• Is Anyone Else Feeling the Slow Death of Hobby SBCs and IoT Boards?

    From Will-E to all on Sunday, April 05, 2026 16:05:06
    Lately I’ve been wondering if we’re watching the quiet decline of the hobbyist SBC/IoT scene, and I’m curious if others are feeling it too.

    It used to be so easy to grab a Raspberry Pi for a weekend project. ESP32s were practically impulse buys. Home automation tinkering felt like a playground—flash some firmware, wire up a relay, boom, you’ve got a smart garage door or a DIY energy monitor.

    But over the last couple of years, AI has been gobbling up silicon like it’s an all‑you‑can‑eat buffet. GPUs, RAM, even the low‑power chips that used to be the backbone of maker projects are getting sucked into the AI supply chain. And the fallout is hitting hobbyists hard.

    Prices up. Stock down. Creativity throttled.

    I’ve seen people in forums hoarding Pis like they’re prepping for the apocalypse. Others are scavenging old boards from drawers because buying new ones feels like a luxury. Even microcontrollers—microcontrollers!—are getting caught in the crossfire.

    And home automation? It feels like the DIY spirit is fading. When a smart plug is cheaper and easier to get than an ESP8266, it’s no wonder people are drifting toward closed ecosystems instead of building their own stuff.
    I’m not saying the hobby is dead. Far from it. Makers are resilient. People are turning to obscure boards, repurposing old hardware, or leaning into cloud‑assisted setups. But the vibe has definitely changed.

    So I’m curious:
    • Are you feeling the squeeze on SBCs and IoT boards?
    • Have you changed how you approach home automation or hobby projects? • Are you stockpiling hardware, switching to alternatives, or just waiting for the market to stabilize?
    • Or do you think this is all temporary and we’ll bounce back once the AI hardware frenzy cools off?
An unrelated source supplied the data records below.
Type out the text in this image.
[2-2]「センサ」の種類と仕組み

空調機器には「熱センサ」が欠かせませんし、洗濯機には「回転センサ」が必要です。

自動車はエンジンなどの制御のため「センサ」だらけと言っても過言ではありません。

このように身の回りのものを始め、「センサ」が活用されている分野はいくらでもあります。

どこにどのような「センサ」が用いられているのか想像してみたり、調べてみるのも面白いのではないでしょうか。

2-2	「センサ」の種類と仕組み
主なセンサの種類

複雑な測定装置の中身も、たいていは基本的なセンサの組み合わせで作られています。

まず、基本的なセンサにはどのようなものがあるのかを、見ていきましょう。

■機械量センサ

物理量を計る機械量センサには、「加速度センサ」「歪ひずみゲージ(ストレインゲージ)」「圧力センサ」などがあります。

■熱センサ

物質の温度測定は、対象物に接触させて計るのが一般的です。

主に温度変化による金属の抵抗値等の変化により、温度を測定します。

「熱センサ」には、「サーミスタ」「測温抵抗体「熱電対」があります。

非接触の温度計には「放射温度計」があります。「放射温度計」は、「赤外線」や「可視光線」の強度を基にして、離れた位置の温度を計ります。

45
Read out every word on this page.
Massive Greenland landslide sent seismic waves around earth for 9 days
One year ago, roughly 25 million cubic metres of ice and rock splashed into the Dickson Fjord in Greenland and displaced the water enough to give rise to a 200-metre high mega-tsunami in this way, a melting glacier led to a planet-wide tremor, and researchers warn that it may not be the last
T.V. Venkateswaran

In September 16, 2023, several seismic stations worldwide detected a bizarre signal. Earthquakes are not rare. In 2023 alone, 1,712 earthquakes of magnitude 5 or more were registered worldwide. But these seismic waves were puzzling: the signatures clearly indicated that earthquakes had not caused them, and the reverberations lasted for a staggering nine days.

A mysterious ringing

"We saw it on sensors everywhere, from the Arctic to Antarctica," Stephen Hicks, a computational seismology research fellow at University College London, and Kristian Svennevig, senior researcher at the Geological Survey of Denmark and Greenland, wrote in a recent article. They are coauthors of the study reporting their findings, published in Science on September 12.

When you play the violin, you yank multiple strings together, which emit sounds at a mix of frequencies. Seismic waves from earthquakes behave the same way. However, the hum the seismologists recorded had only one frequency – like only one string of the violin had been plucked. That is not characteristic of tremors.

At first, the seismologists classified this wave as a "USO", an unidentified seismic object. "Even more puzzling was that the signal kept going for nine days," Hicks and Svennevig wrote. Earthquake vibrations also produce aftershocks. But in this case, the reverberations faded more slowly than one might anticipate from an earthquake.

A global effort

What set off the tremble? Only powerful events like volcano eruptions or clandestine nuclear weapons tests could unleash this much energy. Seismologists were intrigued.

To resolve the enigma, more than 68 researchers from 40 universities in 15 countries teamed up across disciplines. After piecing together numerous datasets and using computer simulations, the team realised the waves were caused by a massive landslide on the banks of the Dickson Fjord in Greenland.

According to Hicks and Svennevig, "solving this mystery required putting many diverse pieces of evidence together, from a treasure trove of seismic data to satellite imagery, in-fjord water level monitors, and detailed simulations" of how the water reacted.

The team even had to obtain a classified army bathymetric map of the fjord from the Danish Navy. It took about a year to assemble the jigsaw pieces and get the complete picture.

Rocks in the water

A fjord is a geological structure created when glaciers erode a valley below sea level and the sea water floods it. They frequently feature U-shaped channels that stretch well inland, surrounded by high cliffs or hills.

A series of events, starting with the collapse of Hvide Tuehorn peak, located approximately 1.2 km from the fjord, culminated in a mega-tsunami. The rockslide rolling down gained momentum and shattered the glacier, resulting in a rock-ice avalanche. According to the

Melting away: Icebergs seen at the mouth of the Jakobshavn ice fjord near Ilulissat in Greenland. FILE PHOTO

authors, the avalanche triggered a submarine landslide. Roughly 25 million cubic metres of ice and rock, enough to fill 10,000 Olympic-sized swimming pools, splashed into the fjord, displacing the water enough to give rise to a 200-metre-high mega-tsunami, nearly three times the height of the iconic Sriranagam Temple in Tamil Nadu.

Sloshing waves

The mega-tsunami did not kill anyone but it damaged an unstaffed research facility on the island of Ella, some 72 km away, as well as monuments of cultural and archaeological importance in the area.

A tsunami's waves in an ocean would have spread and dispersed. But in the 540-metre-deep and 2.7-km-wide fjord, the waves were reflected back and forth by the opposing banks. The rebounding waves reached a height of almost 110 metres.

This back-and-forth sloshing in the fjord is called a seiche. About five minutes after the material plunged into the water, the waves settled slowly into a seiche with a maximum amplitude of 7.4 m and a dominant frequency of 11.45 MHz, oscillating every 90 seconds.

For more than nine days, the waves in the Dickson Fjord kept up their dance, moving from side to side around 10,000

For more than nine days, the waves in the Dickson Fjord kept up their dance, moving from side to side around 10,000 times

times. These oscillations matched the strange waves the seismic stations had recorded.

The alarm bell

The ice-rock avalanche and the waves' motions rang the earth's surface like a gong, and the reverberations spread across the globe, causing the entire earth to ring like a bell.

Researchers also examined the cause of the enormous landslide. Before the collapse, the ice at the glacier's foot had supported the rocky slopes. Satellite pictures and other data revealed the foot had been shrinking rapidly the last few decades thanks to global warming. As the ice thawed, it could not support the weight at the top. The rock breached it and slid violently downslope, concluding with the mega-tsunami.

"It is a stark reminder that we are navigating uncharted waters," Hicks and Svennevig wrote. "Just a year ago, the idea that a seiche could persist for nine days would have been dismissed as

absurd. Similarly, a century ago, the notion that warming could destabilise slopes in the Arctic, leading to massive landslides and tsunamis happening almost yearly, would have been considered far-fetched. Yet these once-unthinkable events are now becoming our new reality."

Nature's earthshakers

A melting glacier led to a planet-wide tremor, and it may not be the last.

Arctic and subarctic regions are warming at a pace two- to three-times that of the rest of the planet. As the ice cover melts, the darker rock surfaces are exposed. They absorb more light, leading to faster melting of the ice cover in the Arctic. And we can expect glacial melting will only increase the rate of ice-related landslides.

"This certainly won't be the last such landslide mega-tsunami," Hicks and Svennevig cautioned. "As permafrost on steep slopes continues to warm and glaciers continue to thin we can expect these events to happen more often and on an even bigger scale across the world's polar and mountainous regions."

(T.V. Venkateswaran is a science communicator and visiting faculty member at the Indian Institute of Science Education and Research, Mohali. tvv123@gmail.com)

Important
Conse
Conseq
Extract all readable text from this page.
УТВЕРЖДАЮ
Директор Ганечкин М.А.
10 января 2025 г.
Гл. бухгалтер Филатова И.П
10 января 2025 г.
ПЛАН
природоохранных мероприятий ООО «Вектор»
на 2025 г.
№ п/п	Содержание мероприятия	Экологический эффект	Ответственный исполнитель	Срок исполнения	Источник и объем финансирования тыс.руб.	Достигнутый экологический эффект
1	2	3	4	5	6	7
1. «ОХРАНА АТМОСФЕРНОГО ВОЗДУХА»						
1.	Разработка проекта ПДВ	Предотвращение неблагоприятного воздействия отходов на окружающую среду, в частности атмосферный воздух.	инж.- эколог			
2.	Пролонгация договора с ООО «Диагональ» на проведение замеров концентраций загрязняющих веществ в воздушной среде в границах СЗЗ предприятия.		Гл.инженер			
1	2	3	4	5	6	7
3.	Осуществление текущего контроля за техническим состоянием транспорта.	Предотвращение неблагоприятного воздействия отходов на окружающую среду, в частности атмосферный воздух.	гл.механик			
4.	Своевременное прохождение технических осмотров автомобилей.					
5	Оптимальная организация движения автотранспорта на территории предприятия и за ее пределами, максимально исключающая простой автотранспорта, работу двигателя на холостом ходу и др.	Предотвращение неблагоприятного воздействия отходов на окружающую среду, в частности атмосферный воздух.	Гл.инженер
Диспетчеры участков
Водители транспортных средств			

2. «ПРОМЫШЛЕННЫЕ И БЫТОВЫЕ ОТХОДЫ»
    I’d love to hear what others are seeing in the wild.
  • From Morningstarr to Will-E on Sunday, April 05, 2026 17:11:15

    I never owned a Raspberry Pi before. I know they are nifty little computers, that can be used for all kinds of stuff. If I had one, I would be doing something with it. Most bbses run on Pi's and I think telnet bbs guide runs his word-press-server on one.